La cuenta de cobro
Al presidente Juan Manuel Santos, no solamente le pasó cuenta de cobro en la primera vuelta, la gente del común en el Huila, los campesinos, los cafeteros, los deportistas, los mineros y hasta los funcionarios públicos.
Los 8 congresistas de la región que se beneficiaron durante los cuatro años de su cercanía, y al final de la mermelada, también lo dejaron solo.
Nadie en el Huila puede dar fe de que Jorge Eduardo Gechem, Rodrigo Villalba, Carlos Ramiro Chávarro, Consuelo González, Luis Enrique Dussán, Carlos Augusto Rojas o Silvio Vásquez movieran un dedo en favor de la campaña del presidente antes de la primera vuelta, parece que se hubieran escondido para dejarle libre el camino a Uribe que lo masacró en todo el departamento prácticamente sin mover un dedo.
Nadie se explica, por qué los congresistas huilenses se la pasaron los cuatro años abanicando a Santos, recibieron la mermelada y en el momento más importante lo dejaron solo.

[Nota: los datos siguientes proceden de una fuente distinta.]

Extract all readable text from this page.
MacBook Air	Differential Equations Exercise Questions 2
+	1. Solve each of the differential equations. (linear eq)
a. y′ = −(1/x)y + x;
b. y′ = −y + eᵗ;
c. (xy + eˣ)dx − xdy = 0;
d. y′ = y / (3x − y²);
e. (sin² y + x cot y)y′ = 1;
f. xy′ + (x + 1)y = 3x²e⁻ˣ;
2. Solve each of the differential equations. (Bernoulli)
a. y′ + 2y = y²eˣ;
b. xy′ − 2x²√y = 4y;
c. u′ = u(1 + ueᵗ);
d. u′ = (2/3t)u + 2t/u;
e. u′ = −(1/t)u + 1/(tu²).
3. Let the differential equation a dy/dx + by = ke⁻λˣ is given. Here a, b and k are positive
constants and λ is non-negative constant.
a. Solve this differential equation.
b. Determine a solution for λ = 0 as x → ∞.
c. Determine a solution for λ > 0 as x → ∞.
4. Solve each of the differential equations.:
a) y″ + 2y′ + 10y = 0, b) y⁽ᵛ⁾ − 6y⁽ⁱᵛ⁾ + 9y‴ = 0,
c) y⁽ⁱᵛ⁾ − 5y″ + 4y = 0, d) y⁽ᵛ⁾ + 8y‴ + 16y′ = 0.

Recordemos que durante las elecciones del 2010 el Presidente obtuvo en el Huila más de 200 mil votos y el domingo 25 de mayo solamente alcanzó la vergonzosa cifra de 34 mil sufragios, ganándole solamente a Peñalosa, Uribe y Clara López le dieron una paliza en el Huila.
¿De qué sirvió entonces la mermelada? ¿Dónde está el trabajo político de los 8 congresistas del Huila que se la pasaron detrás del Presidente los cuatro años? No hicieron nada, desaparecieron tan pronto recibieron los beneficios personales, se quedaron callados porque las encuestas decían que la cosa iba a estar muy reñida, y no querían quedar mal con Uribe, es decir, lanzaron la moneda con el propósito de ganar por cualquier de las caras que cayera, porque así son nuestros congresistas.
Es preciso recordar que durante el gobierno de Uribe los mismos congresistas se olvidaron de sus partidos y estuvieron los 8 años detrás de la política de seguridad democrática. Ahora justifican la voltereta en el proceso de paz, pero con una enorme sutileza para que Zuluaga no los escuche porque allá llegaran si Santos no logra la reelección el próximo 15 de junio, para nadie es un secreto que los congresistas del Huila se acostumbraron a acomodarse donde mejor les vaya.
Es muy grave lo que está ocurriendo con la clase política del Huila, cada día es peor. No hay ninguna esperanza de cambio. Los electos que asumirán el 20 de julio están cortados con la misma tijera, y reconocen a los mismos caudillos de siempre, a los mismos gamonales con la hoja de vida ajada por la corrupción, de manera que no podemos esperar nada diferente a lo que hemos tenido durante estos años. Estamos muy lejos de una renovación, de un cambio en la manera de hacer política.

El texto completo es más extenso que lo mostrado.